Its like cross breeding in most other areas. If you take 2 things with differing traits but compatible reproductive systems, what you end up with is a mix of various components of the 2 parents, but to varying degrees. Some traits can be dominant while others are easily suppressed. Often times it takes multiple generations of cross pollinating to get specific attributes like size, color, sugar content, etc. up to where you want them. Even Self fertility and self pollination are genetic traits that may or may not survive a crossing.
Also, regardless of what species you pollinate with, you'll always get a fruit that matches the flowering plants species. Its the seeds that get the new genetic code. You don't change the womb with new pollen.

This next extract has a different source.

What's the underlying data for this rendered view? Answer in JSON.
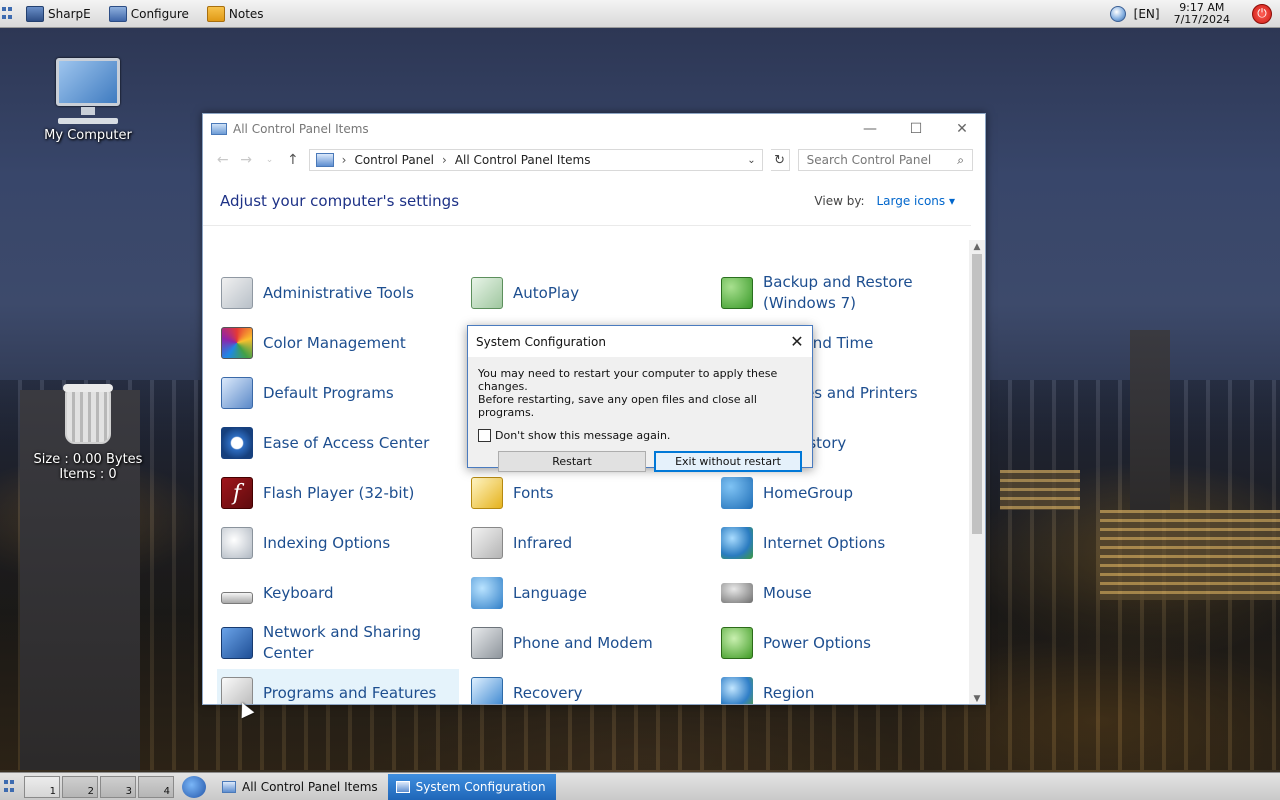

Also Ric, the thing with cross pollinating creating bigger fruit is not on a genetic level, but on a abundant fertility level. The the only way I can explain it is that using another species' pollen actually makes the flower you put it on generate a bigger fruit, which I think is a result of more successful pollen acceptance, which generates more seeds per individual fruit. Like twins in a single womb. I don't know if this is fact or speculation, and Ive never experimented with this as I normally use a single species type of pollen for all my plants (as long as its available). It wont cause the seeds to generate plants that produce bigger fruit, unless that is one of the specific genetic markers that gets handed down from the chromosome paring.